The DUAA required the government to "make proposals" about a range of topics. A cynic might suggest that the government has instead only proposed to continue to monitor and consult. For example, on the issue of technical standards that enable rightsholders to express how their work can be accessed and used, the government concludes that:
"We propose to keep the need for regulation of technical tools and standards under review, and to continue to monitor international developments. We propose to work with experts and industry to support best practice and adoption of market-led tools and standards."
In addition to the topics mandated by the DUAA, the report also addressed section 9(3) of the Copyright Designs and Patents Act, which provides protection for literary, dramatic, musical or artistic works which are computer-generated; and the extent to which existing law adequately addresses deepfakes or digital replicas - the use of AI to replicate or mimic the appearance or voice of individuals. Again, the report does not reach a concluded policy provision on either of these issues. On section 9(3) the government intends to continue to monitor the use and impact of the provision, but indicates that it may repeal it. On digital replicas, the government identifies support for enhanced protections for a person's image and voice, but that there is no single view on what form that protection should take, and commits to launching a consultation on the issue of digital replicas in summer.
What next?
The issue of the relationship between copyright and AI is complex, but the UK creative industry will be disappointed that, despite considering the issue for over a year, the Government has been unable to meaningfully set out firm legislative reform proposals to address the pressing issues identified in the DUAA.

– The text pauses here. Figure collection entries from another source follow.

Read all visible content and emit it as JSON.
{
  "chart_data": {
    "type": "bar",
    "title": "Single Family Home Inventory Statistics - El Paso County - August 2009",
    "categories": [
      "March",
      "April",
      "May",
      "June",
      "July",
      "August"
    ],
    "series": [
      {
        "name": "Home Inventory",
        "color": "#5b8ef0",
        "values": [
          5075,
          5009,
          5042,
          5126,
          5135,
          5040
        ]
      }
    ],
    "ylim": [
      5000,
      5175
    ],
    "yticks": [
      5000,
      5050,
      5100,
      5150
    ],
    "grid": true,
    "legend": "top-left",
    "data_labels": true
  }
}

The creative sector will welcome the conclusion reached by the Government in the Report that various stages of the development and deployment of AI models are likely to infringe copyright law if carried out in the UK without permission of copyright owners.
While the Impact Assessment notes that "[s]ome aspects of UK copyright law and its application to AI training are disputed", the main source of uncertainty over the past year can arguably be traced back to the Government itself - specifically, its past approach of setting out a 'preferred option' reform proposal that would have weakened UK copyright law. The Report acknowledges that the legal position in the UK in relation to copyright and AI is one of several "uncertain factors" which has affected the extent to which the licensing market has developed; and consultation respondents highlighted that uncertainty created by the Government proposals for change "has a direct adverse impact on the current market for rightsholders".
Despite this, the Government has not definitively ruled out the introduction of a new TDM exception with an opt-out reservation of rights mechanism, as the House of Lords Communications and Digital Select Committee urged it to do last week. Ruling out such a TDM exception would place UK copyright owners in a stronger position when negotiating licensing deals with AI developers, but for now rightsholders have been left to fend for themselves under existing principles of UK IP law – with government indecision looming large in the background.